Neelie Kroes, the European digital agenda commissioner, has strongly argued the case for heavy EU involvement in the cloud, in a speech at the World Economic Forum in Davos.
The EU should be 'cloud-active', according to digital agenda commissioner Neelie Kroes.
Kroes said in the speech on Thursday that there are "manifold" reasons for EU involvement in the cloud. She focused on European efforts to foster research and innovation in the technology, and to align data protection and other legislation in the region with its development.
"Why should politics get involved [in the cloud]? What is the public interest here?" Kroes asked conference delegates. "The answer is manifold: just try to come up with an organisation that does not use a database or a network today. There can only be very few of this type, if any. All the others are potential users."
In November, Kroes called for cloud-computing providers to build data security into their services and products, to encourage potential customers with security concerns to adopt them.
The opportunities inherent in the cloud are for a "potentially vast new service industry", the commissioner said. She told the forum audience that the Commission has a responsibility to undertake measures to boost the technology.
"This goes beyond a policy framework. I want to make Europe not just 'cloud-friendly' but 'cloud-active'," Kroes added.
The three pillars of the Commission's cloud strategy are: legal frameworks; technical and commercial fundamental elements; and the development of the cloud market by supporting pilot projects of cloud deployments, according to the commissioner, who has responsibility for the EU's Digital Agenda.

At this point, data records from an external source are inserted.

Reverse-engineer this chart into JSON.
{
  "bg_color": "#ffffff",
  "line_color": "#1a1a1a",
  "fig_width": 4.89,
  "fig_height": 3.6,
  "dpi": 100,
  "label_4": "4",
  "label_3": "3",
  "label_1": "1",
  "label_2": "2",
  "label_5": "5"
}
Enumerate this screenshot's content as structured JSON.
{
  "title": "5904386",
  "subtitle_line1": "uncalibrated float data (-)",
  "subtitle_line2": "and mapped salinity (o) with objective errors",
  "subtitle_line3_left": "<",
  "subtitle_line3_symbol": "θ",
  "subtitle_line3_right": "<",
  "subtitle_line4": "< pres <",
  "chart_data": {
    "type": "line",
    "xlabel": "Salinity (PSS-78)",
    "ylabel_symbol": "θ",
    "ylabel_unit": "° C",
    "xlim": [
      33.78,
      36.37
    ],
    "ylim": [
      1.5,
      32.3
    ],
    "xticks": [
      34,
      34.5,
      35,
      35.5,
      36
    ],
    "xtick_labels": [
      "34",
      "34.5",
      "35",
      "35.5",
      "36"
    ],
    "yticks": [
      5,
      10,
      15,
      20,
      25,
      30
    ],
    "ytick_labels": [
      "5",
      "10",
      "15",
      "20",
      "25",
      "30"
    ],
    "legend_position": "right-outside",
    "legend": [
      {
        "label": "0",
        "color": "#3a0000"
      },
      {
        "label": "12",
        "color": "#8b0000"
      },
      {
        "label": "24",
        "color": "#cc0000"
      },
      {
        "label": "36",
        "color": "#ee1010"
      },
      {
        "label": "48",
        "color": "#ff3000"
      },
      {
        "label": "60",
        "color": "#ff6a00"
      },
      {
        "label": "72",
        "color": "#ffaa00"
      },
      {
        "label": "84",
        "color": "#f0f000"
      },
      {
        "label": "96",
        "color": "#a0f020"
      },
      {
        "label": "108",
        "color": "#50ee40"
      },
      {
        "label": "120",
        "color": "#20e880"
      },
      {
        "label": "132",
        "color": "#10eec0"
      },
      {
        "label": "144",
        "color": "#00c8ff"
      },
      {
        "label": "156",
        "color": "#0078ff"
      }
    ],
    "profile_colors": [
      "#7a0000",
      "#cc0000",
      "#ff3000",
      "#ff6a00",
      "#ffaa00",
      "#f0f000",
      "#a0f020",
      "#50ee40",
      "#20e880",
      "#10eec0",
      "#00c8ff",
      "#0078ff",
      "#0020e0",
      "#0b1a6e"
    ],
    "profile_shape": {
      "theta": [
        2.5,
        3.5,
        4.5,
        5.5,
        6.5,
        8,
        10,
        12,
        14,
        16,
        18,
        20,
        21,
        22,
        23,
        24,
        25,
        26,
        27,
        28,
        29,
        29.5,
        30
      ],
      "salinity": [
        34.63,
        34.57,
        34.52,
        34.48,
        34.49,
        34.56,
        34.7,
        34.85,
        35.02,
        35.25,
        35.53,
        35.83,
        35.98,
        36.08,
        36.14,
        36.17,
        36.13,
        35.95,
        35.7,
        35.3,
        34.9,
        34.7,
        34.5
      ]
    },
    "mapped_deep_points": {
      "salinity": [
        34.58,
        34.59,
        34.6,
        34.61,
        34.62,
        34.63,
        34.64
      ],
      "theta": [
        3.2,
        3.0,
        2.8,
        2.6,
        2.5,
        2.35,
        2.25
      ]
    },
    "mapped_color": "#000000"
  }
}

People often ask me what will be done with all that bandwidth. I am convinced that cloud computing is an important part of the answer. – Neelie Kroes
The outcome of the Commission's efforts in these areas will be a document combining analysis and a plan of future actions, which should be delivered no later than 2012, Kroes promised.
In January, the EU's information security advisory agency Enisa (European Network and Information Security Agency) said in a report that a private cloud, or a federation of interlinked private clouds, is the best fit for the IT needs of public administrations.
Reliable and widespread broadband is key to take-up of the cloud, as this creates an environment amenable to cloud services.
"Broadband for all — 'every European digital' — is the Digital Agenda's ICT infrastructure policy. People often ask me what will be done with all that bandwidth," Kroes said. "I am convinced that cloud computing is an important part of the answer."
In September, the Commission set out rules that it hoped would yield basic broadband access across the EU by 2013 and a 30Mbps minimum by 2020.